In the structure of Supplementary Note 14, the dimensions of the reference plane known in advance and the dimensions of the target portion of the subject to be measured are compared on the endoscopic image, and the observation magnification known in advance is used. It is possible to obtain the size of the target part of the subject.

(15) The industrial endoscope apparatus according to appendix 14, wherein the reference surface is a flat surface.

(16) The industrial endoscope apparatus according to appendix 14, wherein the reference surface is a conical surface.

[0116]

As described above, according to the present invention, it is possible to bend an insert portion with a small curvature without causing a problem such as buckling in the insert portion without increasing the diameter of the insert portion. is there.

[Brief description of drawings]

FIG. 1 is a configuration explanatory view showing an overall configuration of an industrial endoscope apparatus according to an embodiment of the present invention.

FIG. 2 is a partially cutaway sectional view showing a configuration of an insertion portion of the endoscope according to the present embodiment.

FIG. 3 is an explanatory diagram showing an external configuration of a rotation treatment member.

FIG. 4 is a cross-sectional view showing a configuration of an endoscope attachment portion in the operation portion of the treatment device.

FIG. 5 is an axial cross-sectional view showing the configuration of the distal end portion of the treatment device.

FIG. 6 is a radial cross-sectional view showing a cross section taken along the line BB of FIG.

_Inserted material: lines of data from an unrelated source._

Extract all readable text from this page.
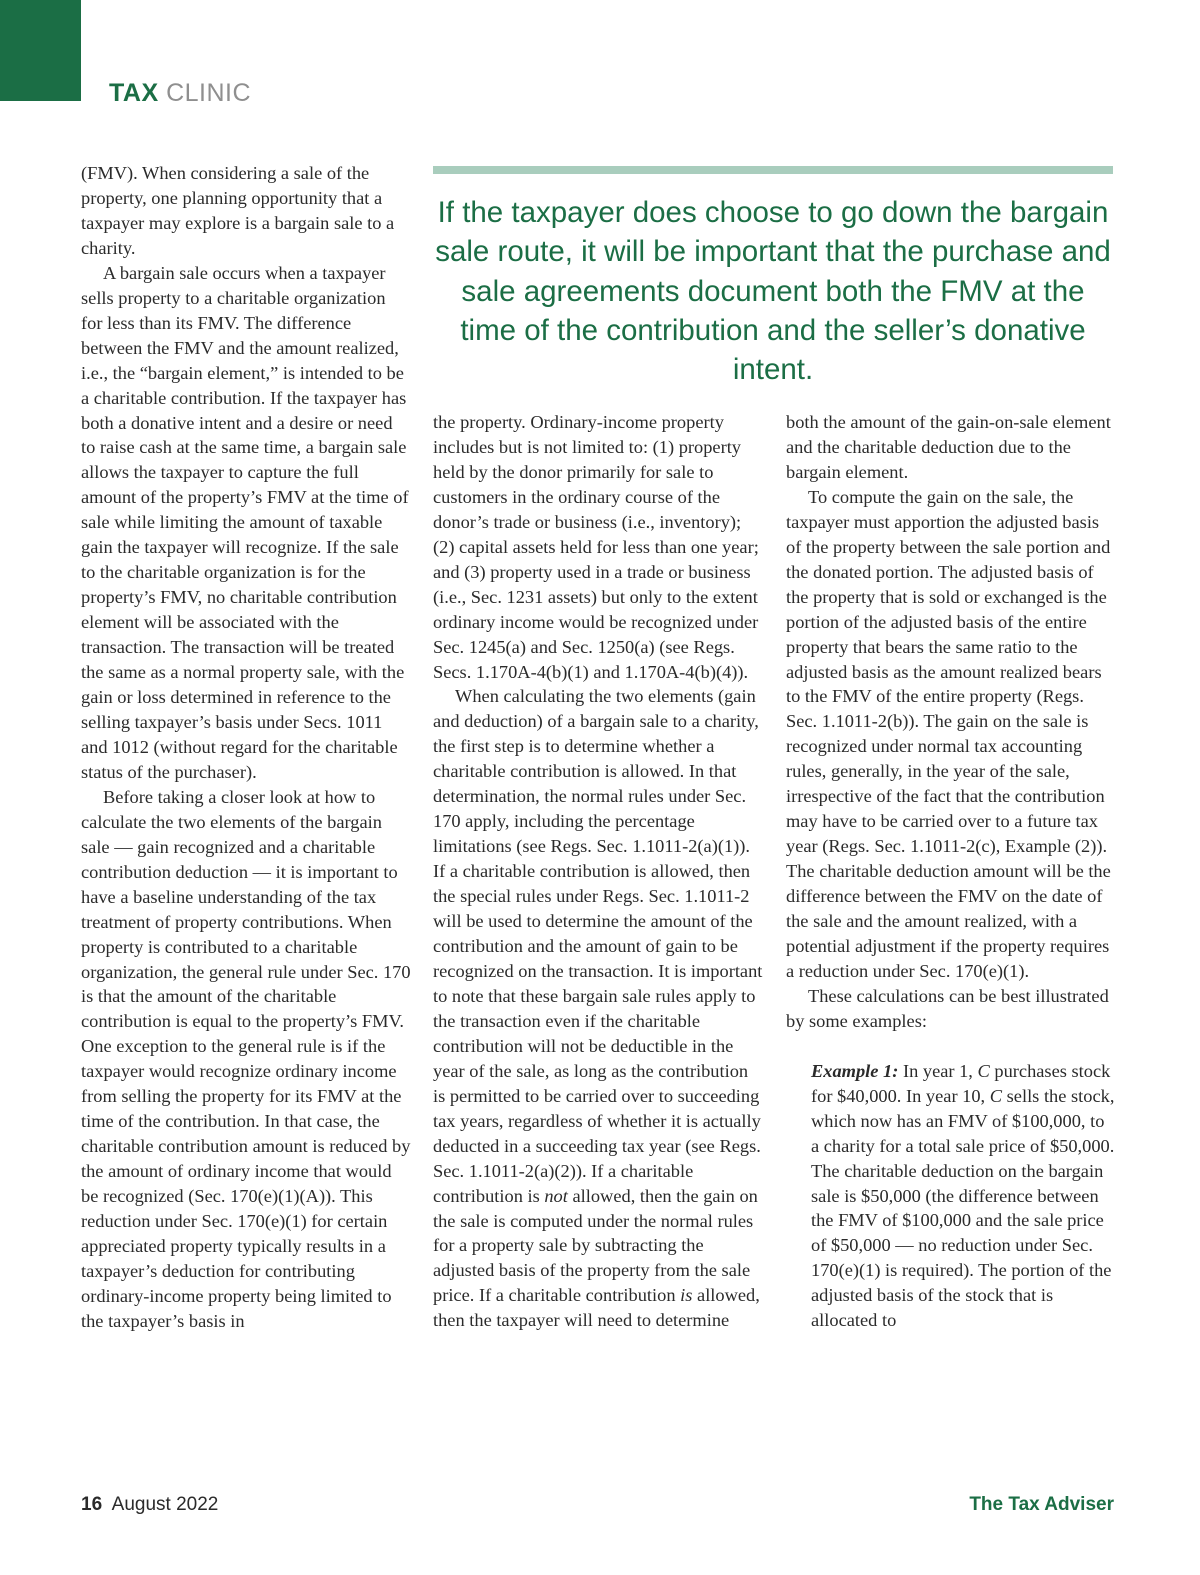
TAX CLINIC

(FMV). When considering a sale of the property, one planning opportunity that a taxpayer may explore is a bargain sale to a charity.

A bargain sale occurs when a taxpayer sells property to a charitable organization for less than its FMV. The difference between the FMV and the amount realized, i.e., the “bargain element,” is intended to be a charitable contribution. If the taxpayer has both a donative intent and a desire or need to raise cash at the same time, a bargain sale allows the taxpayer to capture the full amount of the property’s FMV at the time of sale while limiting the amount of taxable gain the taxpayer will recognize. If the sale to the charitable organization is for the property’s FMV, no charitable contribution element will be associated with the transaction. The transaction will be treated the same as a normal property sale, with the gain or loss determined in reference to the selling taxpayer’s basis under Secs. 1011 and 1012 (without regard for the charitable status of the purchaser).

Before taking a closer look at how to calculate the two elements of the bargain sale — gain recognized and a charitable contribution deduction — it is important to have a baseline understanding of the tax treatment of property contributions. When property is contributed to a charitable organization, the general rule under Sec. 170 is that the amount of the charitable contribution is equal to the property’s FMV. One exception to the general rule is if the taxpayer would recognize ordinary income from selling the property for its FMV at the time of the contribution. In that case, the charitable contribution amount is reduced by the amount of ordinary income that would be recognized (Sec. 170(e)(1)(A)). This reduction under Sec. 170(e)(1) for certain appreciated property typically results in a taxpayer’s deduction for contributing ordinary-income property being limited to the taxpayer’s basis in

If the taxpayer does choose to go down the bargain sale route, it will be important that the purchase and sale agreements document both the FMV at the time of the contribution and the seller’s donative intent.

the property. Ordinary-income property includes but is not limited to: (1) property held by the donor primarily for sale to customers in the ordinary course of the donor’s trade or business (i.e., inventory); (2) capital assets held for less than one year; and (3) property used in a trade or business (i.e., Sec. 1231 assets) but only to the extent ordinary income would be recognized under Sec. 1245(a) and Sec. 1250(a) (see Regs. Secs. 1.170A-4(b)(1) and 1.170A-4(b)(4)).

When calculating the two elements (gain and deduction) of a bargain sale to a charity, the first step is to determine whether a charitable contribution is allowed. In that determination, the normal rules under Sec. 170 apply, including the percentage limitations (see Regs. Sec. 1.1011-2(a)(1)). If a charitable contribution is allowed, then the special rules under Regs. Sec. 1.1011-2 will be used to determine the amount of the contribution and the amount of gain to be recognized on the transaction. It is important to note that these bargain sale rules apply to the transaction even if the charitable contribution will not be deductible in the year of the sale, as long as the contribution is permitted to be carried over to succeeding tax years, regardless of whether it is actually deducted in a succeeding tax year (see Regs. Sec. 1.1011-2(a)(2)). If a charitable contribution is not allowed, then the gain on the sale is computed under the normal rules for a property sale by subtracting the adjusted basis of the property from the sale price. If a charitable contribution is allowed, then the taxpayer will need to determine

both the amount of the gain-on-sale element and the charitable deduction due to the bargain element.

To compute the gain on the sale, the taxpayer must apportion the adjusted basis of the property between the sale portion and the donated portion. The adjusted basis of the property that is sold or exchanged is the portion of the adjusted basis of the entire property that bears the same ratio to the adjusted basis as the amount realized bears to the FMV of the entire property (Regs. Sec. 1.1011-2(b)). The gain on the sale is recognized under normal tax accounting rules, generally, in the year of the sale, irrespective of the fact that the contribution may have to be carried over to a future tax year (Regs. Sec. 1.1011-2(c), Example (2)). The charitable deduction amount will be the difference between the FMV on the date of the sale and the amount realized, with a potential adjustment if the property requires a reduction under Sec. 170(e)(1).

These calculations can be best illustrated by some examples:

Example 1: In year 1, C purchases stock for $40,000. In year 10, C sells the stock, which now has an FMV of $100,000, to a charity for a total sale price of $50,000. The charitable deduction on the bargain sale is $50,000 (the difference between the FMV of $100,000 and the sale price of $50,000 — no reduction under Sec. 170(e)(1) is required). The portion of the adjusted basis of the stock that is allocated to

16 August 2022	The Tax Adviser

FIG. 7 is a plan view showing an end face of the tip portion of FIG.

8 is a radial cross-sectional view showing a cross section taken along the line AA of FIG.

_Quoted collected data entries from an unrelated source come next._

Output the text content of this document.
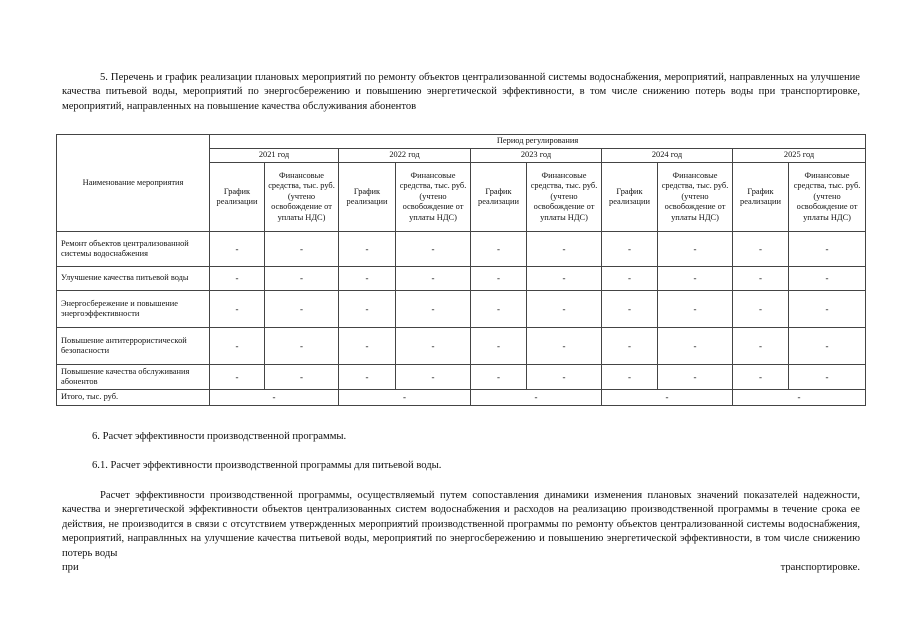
5. Перечень и график реализации плановых мероприятий по ремонту объектов централизованной системы водоснабжения, мероприятий, направленных на улучшение качества питьевой воды, мероприятий по энергосбережению и повышению энергетической эффективности, в том числе снижению потерь воды при транспортировке, мероприятий, направленных на повышение качества обслуживания абонентов
Наименование мероприятия	Период регулирования									
	2021 год		2022 год		2023 год		2024 год		2025 год	
	График реализации	Финансовые средства, тыс. руб. (учтено освобождение от уплаты НДС)	График реализации	Финансовые средства, тыс. руб. (учтено освобождение от уплаты НДС)	График реализации	Финансовые средства, тыс. руб. (учтено освобождение от уплаты НДС)	График реализации	Финансовые средства, тыс. руб. (учтено освобождение от уплаты НДС)	График реализации	Финансовые средства, тыс. руб. (учтено освобождение от уплаты НДС)
Ремонт объектов централизованной системы водоснабжения	-	-	-	-	-	-	-	-	-	-
Улучшение качества питьевой воды	-	-	-	-	-	-	-	-	-	-
Энергосбережение и повышение энергоэффективности	-	-	-	-	-	-	-	-	-	-
Повышение антитеррористической безопасности	-	-	-	-	-	-	-	-	-	-
Повышение качества обслуживания абонентов	-	-	-	-	-	-	-	-	-	-
Итого, тыс. руб.	-		-		-		-		-	
6. Расчет эффективности производственной программы.
6.1. Расчет эффективности производственной программы для питьевой воды.
Расчет эффективности производственной программы, осуществляемый путем сопоставления динамики изменения плановых значений показателей надежности, качества и энергетической эффективности объектов централизованных систем водоснабжения и расходов на реализацию производственной программы в течение срока ее действия, не производится в связи с отсутствием утвержденных мероприятий производственной программы по ремонту объектов централизованной системы водоснабжения, мероприятий, направлнных на улучшение качества питьевой воды, мероприятий по энергосбережению и повышению энергетической эффективности, в том числе снижению потерь воды
при	транспортировке.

FIG. 9 is an axial cross-sectional view showing a connection structure between a motor and a rotation treatment member inside an operation portion.

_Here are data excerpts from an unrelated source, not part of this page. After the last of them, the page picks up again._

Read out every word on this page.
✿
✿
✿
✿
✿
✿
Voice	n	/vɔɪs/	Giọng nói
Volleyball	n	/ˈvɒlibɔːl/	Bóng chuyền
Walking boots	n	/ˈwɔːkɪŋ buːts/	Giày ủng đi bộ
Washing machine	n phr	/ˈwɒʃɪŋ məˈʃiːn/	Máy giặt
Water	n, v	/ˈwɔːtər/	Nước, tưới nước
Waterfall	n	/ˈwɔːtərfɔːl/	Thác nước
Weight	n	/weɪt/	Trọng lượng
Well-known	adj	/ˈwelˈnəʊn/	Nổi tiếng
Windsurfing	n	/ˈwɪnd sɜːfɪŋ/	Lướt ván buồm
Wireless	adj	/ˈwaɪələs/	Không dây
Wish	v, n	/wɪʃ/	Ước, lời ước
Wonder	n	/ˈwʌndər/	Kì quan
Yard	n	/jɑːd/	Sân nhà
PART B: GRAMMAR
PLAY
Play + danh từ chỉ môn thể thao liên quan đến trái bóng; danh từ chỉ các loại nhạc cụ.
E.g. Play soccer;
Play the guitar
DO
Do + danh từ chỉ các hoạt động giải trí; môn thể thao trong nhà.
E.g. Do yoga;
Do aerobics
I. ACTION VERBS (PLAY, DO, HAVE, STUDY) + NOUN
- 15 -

FIG. 10 is an operation explanatory view showing a method of attaching the rotation treatment member and the endoscope insertion portion.

FIG. 11 is an operation explanatory view showing a method of attaching the rotation treatment member and the endoscope insertion portion.

FIG. 12 is an operation explanatory view showing a state in which tip members having different lengths are attached.

FIG. 13 is an operation explanatory view showing an endoscopic image at the time of grinding treatment.

FIG. 14 is an operation explanatory view showing an endoscopic image at the time of grinding treatment.

FIG. 15 is an axial cross-sectional view showing the configuration of a connecting portion between the operation portion and the guide tube in the device body of the treatment device.

[Explanation of symbols]

 DESCRIPTION OF SYMBOLS 1 ... Treatment device 2 ... Device main body 3 ... Insertion part 4 ... Endoscope 5 ... Tip member 6 ... Grinding member 7 ... Rotation treatment member 9 ... Operation part 29 ... Guide tube 30 ... Endoscope mounting part 13 ... Tip constituent member 14 ... First metal spiral tube 15 ... Metal braided tube 16 ... Resin tube 17 ... Second metal spiral tube

Claims (1)

[Claims] 1. An industrial endoscope having an insertion part having a metal braided tube and a bendable metal spiral tube that is in close contact with the inner surface of the metal braided tube, wherein An industrial endoscope characterized in that its part is covered with a resin.